Un passo avanti in tal senso è stato fatto dallo stesso cardinale scozzese Keith O’Brien, 74 anni, accusato di “condotta inappropriata” per molestie, il quale oltre al pubblico mea culpa seguito da relative scuse (“La mia condotta sessuale è scesa al disotto degli standard che ci si doveva aspettare da me come prete, arcivescovo e cardinale”), ha preferito optare per l’autoescusione dal Conclave, già peraltro largamente sollecitata da Benedetto XVI. In prima fila a Roma, invece, fa discutere la presenza del cardinale Roger Mahony, ritenuto responsabile di aver coperto prelati pedofili. “Senza che io chiedessi nulla, il nunzio a Washington mi telefonò dicendo che aveva avuto parola dai vertici del Vaticano che dovevo partecipare al Conclave”, suona come una giustificazione l’ammissione del porporato. Grande assente resta invece l’indonesiano Darmaatmadja, i cui problemi di salute rendono impossibile l’approdo romano. Il Conclave, atteso nel giro di poche settimane, salvo ulteriori casi di inabilità, sarà dunque formato da 115 elettori ed avrà un quorum di 77.
La maggioranza dei due terzi, propugnata dallo stesso Papa emerito, e tesa ad evitare spaccature ancora più insidiose all’interno del Conclave, rende l’intero scenario persino più indecifrabile. La decisione rinunciataria di Joseph Ratzinger pare infatti aver colto di sorpresa i porporati, non lasciando ampi margini per delineare strategie o eventuali accordi. Nella giornata di ieri, la prima domenica sprovvista dell’Angelus papale, gli occhi puntati dei fedeli che da Piazza San Pietro osservavano le finestre chiuse dell’appartamento di Castel Gandolfo, hanno scortato un clima sospeso, denso d’incertezza ed aspettativa. La situazione non sembra del tutto mutata rispetto all’11 febbraio scorso, giorno della dichiarazione ufficiale di Benedetto XVI, restando i nomi di chi è considerato più forte ancora gli stessi inclusi nella rosa ‘finale’: a cominciare dal canadese Marc Oullet, chiamato da Ratzinger a guidare i vescovi, o dall’arcivescovo di Milano Angelo Scola, italiano con un profilo internazionale degno di nota. Mentre i suggerimenti dei porporati sembrano andare verso la direzione dell’evangelizzazione per il futuro Pontefice, accrescono le considerazioni per un altro italiano Gianfranco Ravasi.

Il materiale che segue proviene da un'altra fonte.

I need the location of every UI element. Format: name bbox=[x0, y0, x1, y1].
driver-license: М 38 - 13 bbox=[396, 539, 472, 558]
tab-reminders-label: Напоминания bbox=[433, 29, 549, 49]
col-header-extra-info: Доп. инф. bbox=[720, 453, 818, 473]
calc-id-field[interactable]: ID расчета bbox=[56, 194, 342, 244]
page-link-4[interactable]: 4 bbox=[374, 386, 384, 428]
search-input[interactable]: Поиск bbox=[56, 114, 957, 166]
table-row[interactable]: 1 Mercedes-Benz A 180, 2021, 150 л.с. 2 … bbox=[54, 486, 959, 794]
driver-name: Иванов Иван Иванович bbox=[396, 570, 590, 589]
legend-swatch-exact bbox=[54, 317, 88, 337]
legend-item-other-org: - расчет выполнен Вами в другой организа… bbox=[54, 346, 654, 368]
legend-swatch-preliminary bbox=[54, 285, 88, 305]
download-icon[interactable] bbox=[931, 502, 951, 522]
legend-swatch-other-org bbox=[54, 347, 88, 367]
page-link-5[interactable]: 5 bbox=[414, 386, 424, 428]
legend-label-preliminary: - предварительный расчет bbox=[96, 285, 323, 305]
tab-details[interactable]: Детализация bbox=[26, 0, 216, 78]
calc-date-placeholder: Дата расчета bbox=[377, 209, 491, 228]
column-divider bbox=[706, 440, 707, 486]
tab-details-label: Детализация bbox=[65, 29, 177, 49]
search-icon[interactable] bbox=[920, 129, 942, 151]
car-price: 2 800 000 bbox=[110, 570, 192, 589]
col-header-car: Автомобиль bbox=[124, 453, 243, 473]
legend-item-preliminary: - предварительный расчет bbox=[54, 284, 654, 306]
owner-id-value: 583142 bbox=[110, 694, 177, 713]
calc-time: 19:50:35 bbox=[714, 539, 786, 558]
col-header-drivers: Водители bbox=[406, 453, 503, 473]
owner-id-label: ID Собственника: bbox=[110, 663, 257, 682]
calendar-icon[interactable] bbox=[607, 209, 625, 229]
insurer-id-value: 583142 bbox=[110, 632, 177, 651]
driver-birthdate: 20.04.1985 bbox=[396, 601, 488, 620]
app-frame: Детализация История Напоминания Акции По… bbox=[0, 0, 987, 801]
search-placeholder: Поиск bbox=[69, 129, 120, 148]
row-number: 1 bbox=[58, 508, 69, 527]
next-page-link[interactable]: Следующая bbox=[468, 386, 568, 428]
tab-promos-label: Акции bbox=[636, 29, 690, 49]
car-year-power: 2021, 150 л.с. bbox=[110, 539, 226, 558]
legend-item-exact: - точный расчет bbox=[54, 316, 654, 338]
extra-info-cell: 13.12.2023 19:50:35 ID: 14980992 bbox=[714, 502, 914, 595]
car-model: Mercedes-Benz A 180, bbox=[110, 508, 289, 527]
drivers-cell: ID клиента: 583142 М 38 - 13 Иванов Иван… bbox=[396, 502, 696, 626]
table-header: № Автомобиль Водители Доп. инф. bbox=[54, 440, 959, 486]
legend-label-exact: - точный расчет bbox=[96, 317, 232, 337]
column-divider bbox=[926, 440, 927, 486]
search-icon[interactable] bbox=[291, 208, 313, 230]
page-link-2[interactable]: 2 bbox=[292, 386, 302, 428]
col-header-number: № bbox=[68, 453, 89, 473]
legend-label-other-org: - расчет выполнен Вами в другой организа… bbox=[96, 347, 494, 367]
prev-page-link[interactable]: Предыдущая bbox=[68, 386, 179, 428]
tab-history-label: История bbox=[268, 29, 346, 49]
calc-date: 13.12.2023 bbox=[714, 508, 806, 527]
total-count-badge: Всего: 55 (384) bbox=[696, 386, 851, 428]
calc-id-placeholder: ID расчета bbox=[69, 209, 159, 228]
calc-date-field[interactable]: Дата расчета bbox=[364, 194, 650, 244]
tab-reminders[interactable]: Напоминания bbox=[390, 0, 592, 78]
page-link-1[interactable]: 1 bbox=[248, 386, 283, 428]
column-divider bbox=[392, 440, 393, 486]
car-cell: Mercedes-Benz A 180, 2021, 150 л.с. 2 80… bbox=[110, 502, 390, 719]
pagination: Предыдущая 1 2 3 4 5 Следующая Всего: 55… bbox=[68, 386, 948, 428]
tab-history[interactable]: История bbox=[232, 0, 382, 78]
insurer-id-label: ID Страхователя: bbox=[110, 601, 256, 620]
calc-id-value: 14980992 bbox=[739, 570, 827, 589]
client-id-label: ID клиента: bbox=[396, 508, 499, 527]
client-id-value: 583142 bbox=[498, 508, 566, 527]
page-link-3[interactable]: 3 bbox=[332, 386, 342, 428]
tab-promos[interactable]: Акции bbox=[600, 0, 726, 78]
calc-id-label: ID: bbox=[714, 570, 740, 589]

C’è poi, potente, il fronte dell’America Latina, sempre più ricco di fresche nomine nei recenti conciliaboli e comprensivo della più estesa schiera di fedeli cattolici nel mondo. Papabili restano infatti i nomi dei due cardinali brasiliani: Odilo Pedro Scherer e Joao Braz de Aviz. Tra gli europei spiccano invece l’austriaco Christoph Schonborn e il presidente dei vescovi europei Péter Erdo. Sul versante made in USA cresce l’interesse per Donald Wuerl, arcivescovo di Washington, il quale insieme al newyorkese Timothy Micheal Dolan sembra detenere ottime chances per l’imminente nomina. Tra i profili asiatici, al giovane nome di Luis Antonio Gokim Tangle, cinquantacinquenne di origini filipppine, si aggiunge direttamente dalla Cina quello di John Tong Hon. Anche il continente africano pare riservare profili illustri tra i quali, al momento, primeggia quello del ghanese di Curia Peter Turkson. La discussione non si esaurisce certo qui, in superficie affiorano volti tra loro anche molto distanti; le presunte cordate arriverebbero a dieci, massimo quindici voti. Potrebbe dunque essere il turno dell’outsider alla riscossa, magari uscito in sordina tra la cerchia dei favoriti e reso a sorpresa degno per la veste bianca. Resta inoltre ancora da valutare come le informazioni taciute e trapelate dal dossier su Vatileaks possano influire sul vaglio cardinalizio, e se ciò accadrà quali saranno le conseguenze.